If this persists, there is an end in sight, though it’s months away. The first wave recovered; the Gang of Six will recover soonish; this new large wave has most of the remaining states in it, and will likely follow a similar trajectory to recovery in the next two or three months. After that, most states will have seen their wave, and assuming second waves really don’t happen, the disease will have run out of states to infect. The country will start its trend toward recovery. This isn’t certain—maybe there really will be major second waves—but this is my prediction based on the disease trajectory we’ve seen just about everywhere.

California Counties

Interactive source graphs, where you can select regions, zoom, etc., are here.

Los Angeles Still Rules in Total Cases

Let’s look at a graph I don’t usually focus on: the total cases graph. In it, we can see that (1) Los Angeles is still the source of COVID-19 cases in California, and (2) it’s accelerating (its recent dots are above its trendline). So for all the focus I put on other counties and their growth rates, the state totals are still all about Los Angeles:

Daily-Cases Hotspots: Imperial, Kings, Tulare, Riverside, San Joaquin, Los Angeles

Imperial remains an off-the-chart daily-cases hotspot with an outrageous 900 DCPM (but recovering; see next section). The other daily-cases hotspots, still trending upward in this chart, are (downward from the top) Kings, Tulare, Riverside, San Joaquin, Los Angeles. Congratulations, Los Angeles, you’ve made it to daily-cases hotspot status:

All of the warmest counties in DCPM, are still rising in daily cases, too (above the zero line in the following graph), except Imperial, which is now shrinking at 2% per day. Imperial is recovering, but everyone else is doing poorly. Almost all of these top-25-DCPM counties are growth warmspots. There are a few counties whose growth rates, though still positive, are trending downward (Monterey, San Benito), and some are holding steady near zero (Kings, Tehama), but the overall trend is toward more and more cases, and toward accelerating growth rates. By the way, that’s Yuba at the top, with a huge 20% daily growth in new cases; at least it’s smallish. (Visit the live version to see which county is which.)

Definitions

DCPMDaily cases per million
Daily-cases warmspot>100 DCPM but <200 DCPM
Daily-cases hotspot>200 DCPM
Growth warmspot>1% daily growth in new cases
Growth hotspot>5% daily growth in new cases

2 replies on “COVID-19 Trends, July 2, 2020”
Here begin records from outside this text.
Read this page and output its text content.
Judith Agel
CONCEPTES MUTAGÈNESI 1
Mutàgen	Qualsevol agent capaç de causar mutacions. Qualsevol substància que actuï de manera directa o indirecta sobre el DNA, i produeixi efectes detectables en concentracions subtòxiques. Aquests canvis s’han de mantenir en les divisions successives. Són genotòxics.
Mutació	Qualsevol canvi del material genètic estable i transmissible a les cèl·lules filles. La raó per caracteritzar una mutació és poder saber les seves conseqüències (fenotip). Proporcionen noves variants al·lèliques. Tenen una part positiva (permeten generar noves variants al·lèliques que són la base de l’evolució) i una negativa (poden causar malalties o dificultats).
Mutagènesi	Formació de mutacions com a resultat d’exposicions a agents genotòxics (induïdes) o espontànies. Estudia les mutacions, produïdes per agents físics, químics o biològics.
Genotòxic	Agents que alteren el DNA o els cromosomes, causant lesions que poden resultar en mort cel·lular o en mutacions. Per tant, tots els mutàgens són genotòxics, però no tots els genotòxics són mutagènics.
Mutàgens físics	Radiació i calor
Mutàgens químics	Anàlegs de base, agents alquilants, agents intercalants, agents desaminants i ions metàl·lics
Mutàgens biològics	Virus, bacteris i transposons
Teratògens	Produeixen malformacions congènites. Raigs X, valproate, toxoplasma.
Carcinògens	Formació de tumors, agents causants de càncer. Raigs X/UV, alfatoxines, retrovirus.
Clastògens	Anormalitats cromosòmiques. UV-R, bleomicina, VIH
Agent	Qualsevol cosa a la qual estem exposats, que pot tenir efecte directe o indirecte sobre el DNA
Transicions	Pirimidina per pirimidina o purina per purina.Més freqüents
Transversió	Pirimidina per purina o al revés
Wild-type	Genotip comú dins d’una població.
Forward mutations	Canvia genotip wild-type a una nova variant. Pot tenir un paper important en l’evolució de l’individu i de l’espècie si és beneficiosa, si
I think you should put attention on ICU admissions and percentage open ICU beds and death daily totals.
Good job overall!

Thanks, Keith. I used to cover deaths in some detail, especially at the countries level. But I found that the deaths graphs were so similar to the cases graphs, that I was always just repeating myself. Deaths not only correlated with cases, but the graphs even moved at the same time (there was little or no delay from cases to deaths). Because of this, I removed the deaths graphs, since my main purpose is just to predict where things are going, and cases seemed to do just as well at that.

Once you get away from cases and deaths, the data sources get spottier. I do have a hospitalizations report (not specifically ICU), but a fair number of states are missing data in my source. Similarly for testing; I have a lot of reports about testing, but the data is spotty. So I tend to put my focus in the places where the data is best, which is cases.